Some of the element names I’ve used come from the RELAX NG schema language, which also uses <zeroOrMore>, <oneOrMore> and <choice> to define grammars, but grammars for XML vocabularies, not grammars for XML itself. Of course, it would be a good idea to write a schema for this grammar description language, both for documentation and to catch errors early. Then we would have an XML file describing a grammar for an XML file describing a grammar for XML. The only way to top that would be to finish it off by writing an XML RELAX NG schema describing the grammar of RELAX NG schemas.

Now we can write XSLT templates to process the grammar productions and generate state machines. I’m not going to go into the algorithms here; for that I strongly recommend the Dragon Book, but basically I need to process the grammar recursively, depth-first, turning each element into a little state machine and then returning to its parent and turning that into a larger state machine that incorporates the children. When I get back up to the top level I’ll be left with one big state machine that implements the entire grammar production.
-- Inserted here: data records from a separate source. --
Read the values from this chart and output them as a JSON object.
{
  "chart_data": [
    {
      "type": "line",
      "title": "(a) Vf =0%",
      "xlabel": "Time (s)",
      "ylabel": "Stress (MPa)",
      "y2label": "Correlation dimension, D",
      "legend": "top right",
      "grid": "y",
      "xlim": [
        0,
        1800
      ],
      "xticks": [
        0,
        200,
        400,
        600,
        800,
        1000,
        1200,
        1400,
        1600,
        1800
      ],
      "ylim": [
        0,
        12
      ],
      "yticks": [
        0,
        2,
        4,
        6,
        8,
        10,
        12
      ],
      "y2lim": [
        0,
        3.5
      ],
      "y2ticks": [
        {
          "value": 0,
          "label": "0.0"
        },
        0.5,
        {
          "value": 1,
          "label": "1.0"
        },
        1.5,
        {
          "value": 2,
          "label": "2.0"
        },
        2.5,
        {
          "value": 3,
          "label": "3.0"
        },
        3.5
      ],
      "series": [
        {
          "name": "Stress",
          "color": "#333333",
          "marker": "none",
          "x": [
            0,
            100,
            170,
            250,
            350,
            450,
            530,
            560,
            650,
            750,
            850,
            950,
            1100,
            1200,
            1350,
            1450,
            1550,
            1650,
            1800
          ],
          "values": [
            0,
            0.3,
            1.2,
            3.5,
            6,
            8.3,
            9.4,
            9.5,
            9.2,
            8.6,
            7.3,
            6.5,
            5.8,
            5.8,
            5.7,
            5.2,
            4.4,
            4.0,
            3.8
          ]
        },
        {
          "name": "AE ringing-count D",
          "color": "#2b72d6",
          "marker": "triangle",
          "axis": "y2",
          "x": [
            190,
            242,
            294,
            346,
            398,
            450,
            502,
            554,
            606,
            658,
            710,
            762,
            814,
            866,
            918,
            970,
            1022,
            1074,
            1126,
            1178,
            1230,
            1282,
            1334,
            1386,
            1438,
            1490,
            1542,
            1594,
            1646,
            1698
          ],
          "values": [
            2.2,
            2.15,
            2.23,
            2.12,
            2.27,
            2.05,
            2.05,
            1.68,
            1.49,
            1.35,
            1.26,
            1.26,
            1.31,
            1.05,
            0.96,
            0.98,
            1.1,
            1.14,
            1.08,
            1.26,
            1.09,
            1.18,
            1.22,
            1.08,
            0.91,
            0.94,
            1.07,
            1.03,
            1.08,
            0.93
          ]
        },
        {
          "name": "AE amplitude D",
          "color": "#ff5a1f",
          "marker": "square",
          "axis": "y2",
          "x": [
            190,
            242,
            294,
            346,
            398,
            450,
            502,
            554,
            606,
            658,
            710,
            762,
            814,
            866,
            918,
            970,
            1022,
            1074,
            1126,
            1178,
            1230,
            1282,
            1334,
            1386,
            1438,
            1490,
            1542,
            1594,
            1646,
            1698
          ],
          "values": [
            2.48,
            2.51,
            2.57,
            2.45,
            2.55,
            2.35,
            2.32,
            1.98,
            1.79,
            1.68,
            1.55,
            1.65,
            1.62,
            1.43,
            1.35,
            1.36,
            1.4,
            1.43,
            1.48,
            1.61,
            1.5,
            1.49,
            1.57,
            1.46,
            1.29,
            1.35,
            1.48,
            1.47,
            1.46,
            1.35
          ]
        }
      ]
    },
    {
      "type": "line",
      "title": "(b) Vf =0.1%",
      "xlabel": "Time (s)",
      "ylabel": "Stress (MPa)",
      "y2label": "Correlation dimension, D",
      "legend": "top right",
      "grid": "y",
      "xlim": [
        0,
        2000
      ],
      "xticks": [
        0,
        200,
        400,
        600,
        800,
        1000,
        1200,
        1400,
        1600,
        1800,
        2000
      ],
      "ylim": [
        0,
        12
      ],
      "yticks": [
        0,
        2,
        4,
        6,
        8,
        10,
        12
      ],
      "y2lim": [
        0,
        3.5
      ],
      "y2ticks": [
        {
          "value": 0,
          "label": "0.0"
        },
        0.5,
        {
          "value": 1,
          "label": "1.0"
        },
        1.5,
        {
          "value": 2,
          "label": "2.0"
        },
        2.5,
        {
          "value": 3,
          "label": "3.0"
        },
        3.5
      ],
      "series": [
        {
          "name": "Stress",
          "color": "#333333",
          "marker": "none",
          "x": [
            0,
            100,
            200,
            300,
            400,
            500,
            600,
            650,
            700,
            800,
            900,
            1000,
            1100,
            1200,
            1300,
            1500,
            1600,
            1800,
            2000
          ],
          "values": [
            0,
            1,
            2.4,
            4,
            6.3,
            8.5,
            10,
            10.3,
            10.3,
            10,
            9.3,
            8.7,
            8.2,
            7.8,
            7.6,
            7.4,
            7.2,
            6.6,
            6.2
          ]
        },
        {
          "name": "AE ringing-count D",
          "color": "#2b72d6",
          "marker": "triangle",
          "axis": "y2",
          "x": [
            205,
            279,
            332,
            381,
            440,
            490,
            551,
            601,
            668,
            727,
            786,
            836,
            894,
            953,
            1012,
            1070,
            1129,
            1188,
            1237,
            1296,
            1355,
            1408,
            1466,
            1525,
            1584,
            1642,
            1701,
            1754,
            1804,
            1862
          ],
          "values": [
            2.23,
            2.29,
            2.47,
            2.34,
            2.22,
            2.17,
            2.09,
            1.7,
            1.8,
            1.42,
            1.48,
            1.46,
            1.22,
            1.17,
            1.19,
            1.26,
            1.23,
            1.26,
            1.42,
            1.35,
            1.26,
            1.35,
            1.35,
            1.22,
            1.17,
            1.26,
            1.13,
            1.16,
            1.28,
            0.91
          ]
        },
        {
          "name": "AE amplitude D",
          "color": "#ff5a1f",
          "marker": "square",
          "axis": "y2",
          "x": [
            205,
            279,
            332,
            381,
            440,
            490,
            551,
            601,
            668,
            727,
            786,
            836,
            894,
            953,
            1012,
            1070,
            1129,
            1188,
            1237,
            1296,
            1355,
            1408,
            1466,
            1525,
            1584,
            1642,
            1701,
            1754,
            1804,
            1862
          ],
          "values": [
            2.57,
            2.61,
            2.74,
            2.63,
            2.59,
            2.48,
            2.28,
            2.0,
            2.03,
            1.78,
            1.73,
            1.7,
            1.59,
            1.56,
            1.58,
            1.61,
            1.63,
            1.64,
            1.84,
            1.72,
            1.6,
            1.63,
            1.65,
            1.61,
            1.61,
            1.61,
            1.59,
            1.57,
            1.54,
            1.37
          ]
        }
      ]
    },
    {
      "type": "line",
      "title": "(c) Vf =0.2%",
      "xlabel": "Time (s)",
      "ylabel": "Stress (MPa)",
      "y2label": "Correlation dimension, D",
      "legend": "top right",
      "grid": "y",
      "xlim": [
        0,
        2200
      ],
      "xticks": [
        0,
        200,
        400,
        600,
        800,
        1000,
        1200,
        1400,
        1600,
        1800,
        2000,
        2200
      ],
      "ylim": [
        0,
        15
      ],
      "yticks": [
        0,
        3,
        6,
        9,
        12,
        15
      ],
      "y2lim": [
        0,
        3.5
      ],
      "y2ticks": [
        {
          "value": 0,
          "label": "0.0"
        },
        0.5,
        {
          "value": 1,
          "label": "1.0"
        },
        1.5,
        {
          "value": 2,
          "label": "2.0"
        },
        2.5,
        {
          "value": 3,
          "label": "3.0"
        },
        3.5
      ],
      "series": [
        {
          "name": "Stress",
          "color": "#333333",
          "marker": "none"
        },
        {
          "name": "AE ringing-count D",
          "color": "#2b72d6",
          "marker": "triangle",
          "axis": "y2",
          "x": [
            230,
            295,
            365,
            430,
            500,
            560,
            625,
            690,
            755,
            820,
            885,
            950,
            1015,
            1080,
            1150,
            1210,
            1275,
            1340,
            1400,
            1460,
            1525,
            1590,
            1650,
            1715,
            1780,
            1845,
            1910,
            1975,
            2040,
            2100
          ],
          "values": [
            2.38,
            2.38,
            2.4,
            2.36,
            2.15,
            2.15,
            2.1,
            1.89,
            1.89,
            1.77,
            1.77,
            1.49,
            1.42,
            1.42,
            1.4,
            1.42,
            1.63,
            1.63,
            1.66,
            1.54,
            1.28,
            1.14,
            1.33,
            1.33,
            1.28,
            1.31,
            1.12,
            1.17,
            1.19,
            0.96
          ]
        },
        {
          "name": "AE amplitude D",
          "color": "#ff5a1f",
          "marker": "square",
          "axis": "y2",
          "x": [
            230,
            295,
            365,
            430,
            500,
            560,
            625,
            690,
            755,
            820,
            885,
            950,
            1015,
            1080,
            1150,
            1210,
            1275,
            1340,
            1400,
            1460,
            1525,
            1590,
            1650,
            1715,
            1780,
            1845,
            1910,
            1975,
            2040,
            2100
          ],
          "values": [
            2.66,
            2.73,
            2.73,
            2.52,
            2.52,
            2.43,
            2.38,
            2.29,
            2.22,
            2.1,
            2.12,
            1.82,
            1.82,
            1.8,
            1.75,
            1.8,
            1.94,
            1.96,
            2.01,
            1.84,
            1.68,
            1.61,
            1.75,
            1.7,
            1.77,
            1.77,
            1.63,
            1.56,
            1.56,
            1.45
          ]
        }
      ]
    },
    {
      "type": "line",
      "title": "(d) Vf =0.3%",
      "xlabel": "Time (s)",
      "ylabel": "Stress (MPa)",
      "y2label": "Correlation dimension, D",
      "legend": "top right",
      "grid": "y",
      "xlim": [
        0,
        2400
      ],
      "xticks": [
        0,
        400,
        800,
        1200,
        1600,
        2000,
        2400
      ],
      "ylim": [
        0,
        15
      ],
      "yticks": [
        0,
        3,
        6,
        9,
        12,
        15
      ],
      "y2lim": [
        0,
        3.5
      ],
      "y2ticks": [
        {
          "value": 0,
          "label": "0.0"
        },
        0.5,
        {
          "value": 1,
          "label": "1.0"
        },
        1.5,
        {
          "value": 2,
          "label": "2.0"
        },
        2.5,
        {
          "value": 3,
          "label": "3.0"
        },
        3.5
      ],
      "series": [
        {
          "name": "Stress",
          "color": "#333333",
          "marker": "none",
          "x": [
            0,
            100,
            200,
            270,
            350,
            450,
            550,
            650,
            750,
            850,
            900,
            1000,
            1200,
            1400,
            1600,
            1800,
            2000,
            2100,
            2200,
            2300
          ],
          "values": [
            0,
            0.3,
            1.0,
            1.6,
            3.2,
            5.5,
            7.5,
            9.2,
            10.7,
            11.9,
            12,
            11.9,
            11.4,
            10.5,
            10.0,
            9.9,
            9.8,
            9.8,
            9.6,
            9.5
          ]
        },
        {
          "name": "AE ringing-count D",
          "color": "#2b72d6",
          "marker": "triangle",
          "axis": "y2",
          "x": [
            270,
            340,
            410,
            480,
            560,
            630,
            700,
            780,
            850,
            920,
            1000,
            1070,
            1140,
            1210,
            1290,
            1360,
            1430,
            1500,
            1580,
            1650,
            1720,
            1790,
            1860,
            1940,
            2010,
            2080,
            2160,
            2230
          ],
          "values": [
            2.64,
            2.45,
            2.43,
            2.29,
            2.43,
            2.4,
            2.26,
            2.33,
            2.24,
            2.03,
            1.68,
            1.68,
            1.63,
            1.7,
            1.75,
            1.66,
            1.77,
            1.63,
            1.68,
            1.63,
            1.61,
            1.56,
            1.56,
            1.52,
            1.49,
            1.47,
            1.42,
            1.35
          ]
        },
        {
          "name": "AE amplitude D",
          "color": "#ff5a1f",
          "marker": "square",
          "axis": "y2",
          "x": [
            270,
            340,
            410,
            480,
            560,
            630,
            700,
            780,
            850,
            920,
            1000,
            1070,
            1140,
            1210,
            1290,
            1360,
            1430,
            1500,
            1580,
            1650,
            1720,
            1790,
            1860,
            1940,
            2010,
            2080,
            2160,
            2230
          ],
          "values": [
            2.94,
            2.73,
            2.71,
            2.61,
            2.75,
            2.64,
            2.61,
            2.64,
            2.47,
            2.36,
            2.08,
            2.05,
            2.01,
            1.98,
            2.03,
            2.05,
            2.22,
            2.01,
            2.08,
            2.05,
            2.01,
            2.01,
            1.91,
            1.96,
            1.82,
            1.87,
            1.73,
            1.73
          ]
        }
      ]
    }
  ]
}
This is a simple algorithm for most programming languages, but it is awkward to implement in XSLT 1.0. This is because XSLT 1.0 makes a distinction between node sets, which are sets of XML nodes selected from the input document, and result tree fragments, which are fragments of XML generated by templates. Result tree fragments are intended to go to the output rather than being kept around for further processing, so you can’t recursively apply templates to them.

This is where EXSLT comes in. Among its many useful extension functions is one called exslt:node-set(), which does just what we want:

The exsl:node-set function returns a node-set from a result tree fragment (which is what you get when you use the content of xsl:variable rather than its select attribute to give a variable value). This enables you to process the XML that you create within a variable, and therefore do multi-step processing.
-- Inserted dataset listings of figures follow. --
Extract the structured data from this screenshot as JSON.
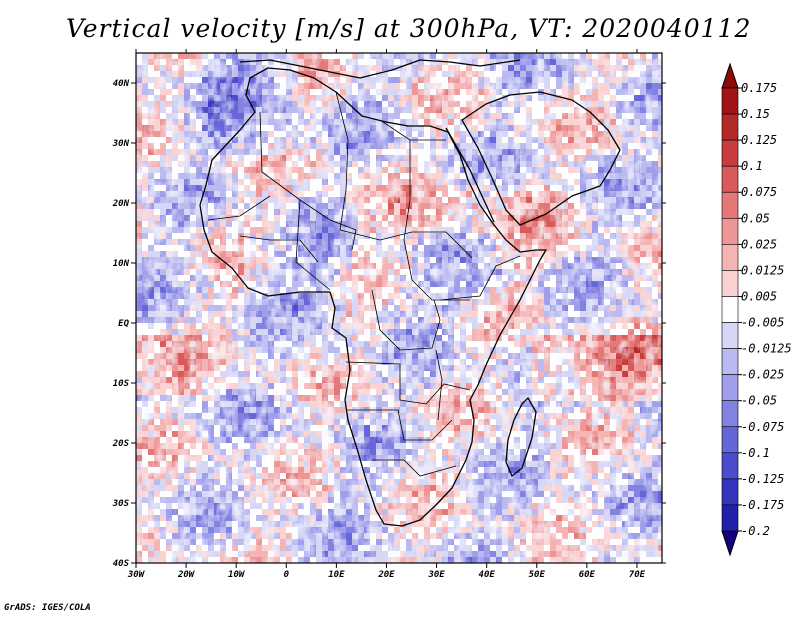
{
  "chart_data": {
    "type": "heatmap",
    "title": "Vertical velocity [m/s] at 300hPa, VT: 2020040112",
    "xlabel": "",
    "ylabel": "",
    "xlim": [
      -30,
      75
    ],
    "ylim": [
      -40,
      45
    ],
    "x_ticks": [
      {
        "value": -30,
        "label": "30W"
      },
      {
        "value": -20,
        "label": "20W"
      },
      {
        "value": -10,
        "label": "10W"
      },
      {
        "value": 0,
        "label": "0"
      },
      {
        "value": 10,
        "label": "10E"
      },
      {
        "value": 20,
        "label": "20E"
      },
      {
        "value": 30,
        "label": "30E"
      },
      {
        "value": 40,
        "label": "40E"
      },
      {
        "value": 50,
        "label": "50E"
      },
      {
        "value": 60,
        "label": "60E"
      },
      {
        "value": 70,
        "label": "70E"
      }
    ],
    "y_ticks": [
      {
        "value": -40,
        "label": "40S"
      },
      {
        "value": -30,
        "label": "30S"
      },
      {
        "value": -20,
        "label": "20S"
      },
      {
        "value": -10,
        "label": "10S"
      },
      {
        "value": 0,
        "label": "EQ"
      },
      {
        "value": 10,
        "label": "10N"
      },
      {
        "value": 20,
        "label": "20N"
      },
      {
        "value": 30,
        "label": "30N"
      },
      {
        "value": 40,
        "label": "40N"
      }
    ],
    "colorbar": {
      "levels": [
        {
          "label": "0.175",
          "color": "#a01414"
        },
        {
          "label": "0.15",
          "color": "#b42828"
        },
        {
          "label": "0.125",
          "color": "#c83c3c"
        },
        {
          "label": "0.1",
          "color": "#d85a5a"
        },
        {
          "label": "0.075",
          "color": "#e47878"
        },
        {
          "label": "0.05",
          "color": "#ee9696"
        },
        {
          "label": "0.025",
          "color": "#f5b4b4"
        },
        {
          "label": "0.0125",
          "color": "#fad2d2"
        },
        {
          "label": "0.005",
          "color": "#ffffff"
        },
        {
          "label": "-0.005",
          "color": "#d6d6f5"
        },
        {
          "label": "-0.0125",
          "color": "#babaf0"
        },
        {
          "label": "-0.025",
          "color": "#9e9eea"
        },
        {
          "label": "-0.05",
          "color": "#8282e2"
        },
        {
          "label": "-0.075",
          "color": "#6666d8"
        },
        {
          "label": "-0.1",
          "color": "#4c4ccc"
        },
        {
          "label": "-0.125",
          "color": "#3434bc"
        },
        {
          "label": "-0.175",
          "color": "#2020aa"
        },
        {
          "label": "-0.2",
          "color": "#1a1496"
        }
      ],
      "top_arrow_color": "#8c0a0a",
      "bottom_arrow_color": "#14007a"
    }
  },
  "footer": "GrADS: IGES/COLA"
}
As an example I’ll show how I can use this function to simplify the template for processing the <oneOrMore> grammar element. As with regular expressions, we can treat <oneOrMore> as being syntax sugar for <zeroOrMore>, because the regular expression a+ is exactly equivalent to aa*. This is great, as it means we only need to write one tricky template to handle <zeroOrMore>, and the template for handling <oneOrMore> can just expand it like a macro. Here is the complete template:

<xsl:template match="oneOrMore">
 <xsl:variable name="expansion">
  <sequence>
   <xsl:apply-templates mode="copy"/>
   <zeroOrMore>
    <xsl:apply-templates mode="copy"/>
   </zeroOrMore>
  </sequence>
 </xsl:variable>
 <xsl:apply-templates select="exslt:node-set($expansion)"/>
</xsl:template>

The template expands the <oneOrMore> element into a <sequence> containing the original children followed by <zeroOrMore> with the original children repeated, thus turning a+ into aa*. Once this is done we can apply templates recursively to the expansion of our macro, as if the <oneOrMore> element was never in the original document at all. This is an easy way to handle any elements which exist for user convenience and can be recursively expanded to a longer sequence of simpler elements.

So if there is something you need to do in XSLT 1.0, give EXSLT a try. Many XSLT engines support it and it is a handy way to bridge the gap between XSLT 1.0 and 2.0.